Great idea!! Let's think of all the reasons it could hurt someone's feelings.
But here's an interesting fact about being offended: it's a choice, just like most emotional responses.
You can choose not to be offended. That doesn't mean you always should choose that path but most of the time it is the better choice.
If someone cuts you off in traffic on the way to work, you can A) be mad at the person, try to retaliate, and go to work in a bad mood or you can B) forget about it and not waste your emotional energy on a bad driver you will probably never meet.
Choosing to not be offended is a prerogative of the privileged. You might get to choose not to be offended but that's likely because you're not the target here.
Consider two things:
1. You're saying that someone doesn't have to be offended when that person's entire identity is being lampooned. Sure, I don't have to be offended if someone makes lazy Mexican jokes... but that doesn't mean that their behavior isn't reprehensible, not funny, and contributes to a culture of hatred and violence.

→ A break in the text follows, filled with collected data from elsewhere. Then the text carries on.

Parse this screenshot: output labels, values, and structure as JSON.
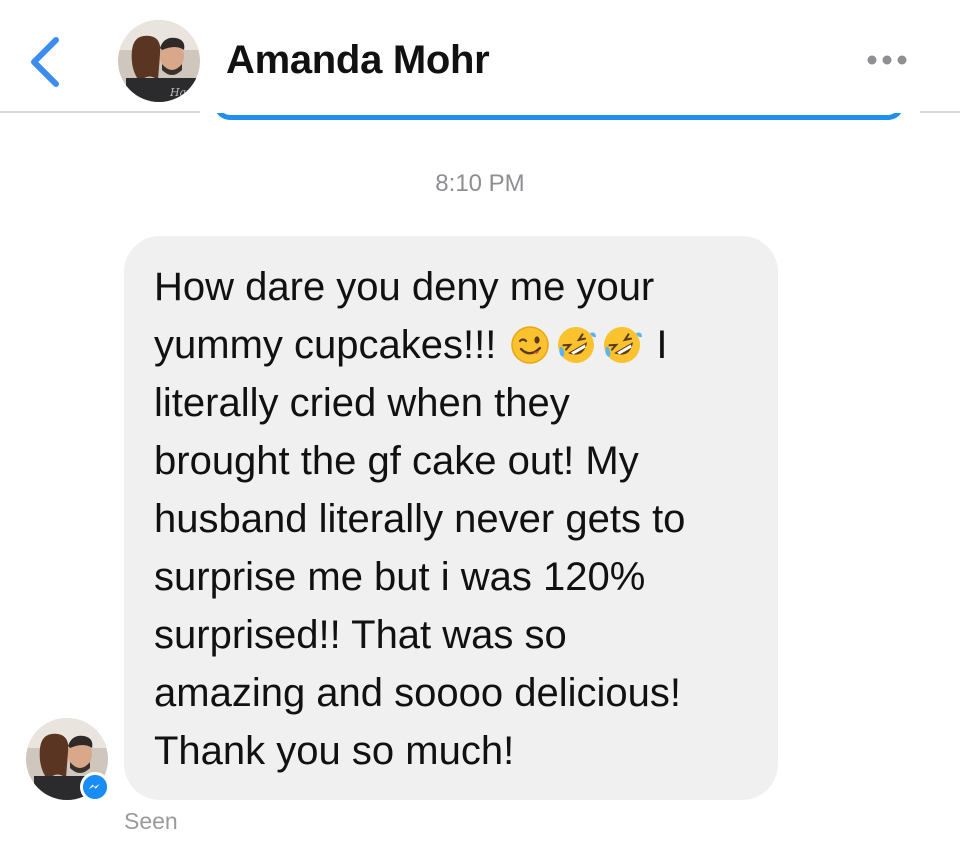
{
  "header": {
    "contact_name": "Amanda Mohr",
    "back_icon": "chevron-left-icon",
    "more_icon": "more-horizontal-icon",
    "accent_color": "#3b8ef0"
  },
  "conversation": {
    "timestamp": "8:10 PM",
    "message_lines": [
      "How dare you deny me your",
      "yummy cupcakes!!!",
      "literally cried when they",
      "brought the gf cake out! My",
      "husband literally never gets to",
      "surprise me but i was 120%",
      "surprised!! That was so",
      "amazing and soooo delicious!",
      "Thank you so much!"
    ],
    "line2_suffix": "I",
    "emojis": [
      "winking-face-emoji",
      "rolling-on-floor-laughing-emoji",
      "rolling-on-floor-laughing-emoji"
    ],
    "status": "Seen",
    "bubble_color": "#f0f0f0",
    "messenger_badge_color": "#1a8cf5"
  }
}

2. Considering that a culture that treats cross-dressing and transgendered people as "humorous" leads pretty quickly to making those people targets of scorn and violence leaves some of the choice out of it, don't you think? A transgendered person might "choose" not to be offended, but then a potential attacker might "choose" to think of someone as less of a person... and images and words like this contribute to that.
It sure seems like you're comparing a culture of derision and violence against transgendered people to getting cut off in traffic.

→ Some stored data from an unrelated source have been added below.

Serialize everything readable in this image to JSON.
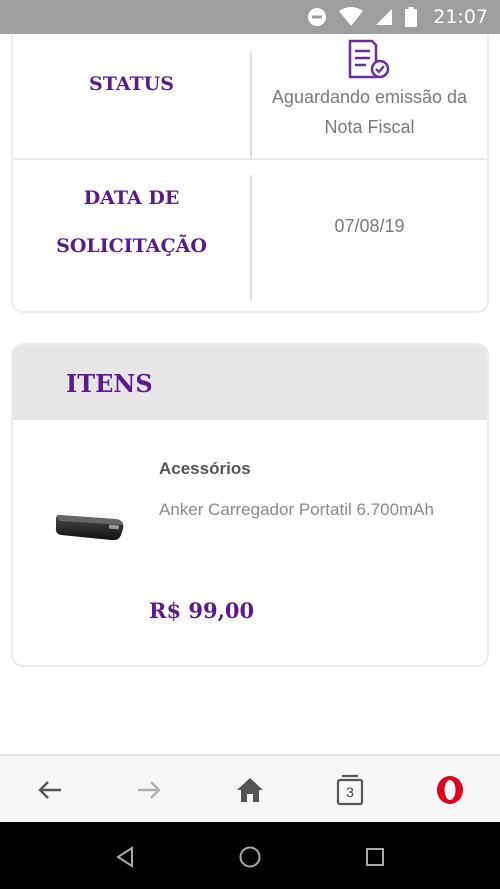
{
  "status_bar": {
    "time": "21:07"
  },
  "order": {
    "status_label": "STATUS",
    "status_value": "Aguardando emissão da Nota Fiscal",
    "date_label_line1": "DATA DE",
    "date_label_line2": "SOLICITAÇÃO",
    "date_value": "07/08/19"
  },
  "items": {
    "title": "ITENS",
    "list": [
      {
        "category": "Acessórios",
        "name": "Anker Carregador Portatil 6.700mAh",
        "price": "R$ 99,00"
      }
    ]
  },
  "toolbar": {
    "tabs_count": "3"
  },
  "colors": {
    "accent": "#5a1a8c",
    "opera_red": "#e3001b",
    "status_bar": "#9e9e9e"
  }
}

An individual's specific, isolated behaviour is distinct from an individual's general, systematic behaviour. Somebody cutting me off in traffic (because they're stressed, or late, or sad, or angry, or for whatever other reason) is massively different from somebody cutting me off in traffic because I'm transgender, E.g.
I accept that this is an awful particular example, but I'm working with the framework you've offered, and I trust it gets the point across.
But here's an interesting fact about being offended: it's a choice, just like most emotional responses.
You can choose not to be offended. That doesn't mean you always should choose that path but most of the time it is the better choice.
If someone cuts you off in traffic on the way to work, you can A) be mad at the person, try to retaliate, and go to work in a bad mood or you can B) forget about it and not waste your emotional energy on a bad driver you will probably never meet.
Choosing to be or not be offended is similar.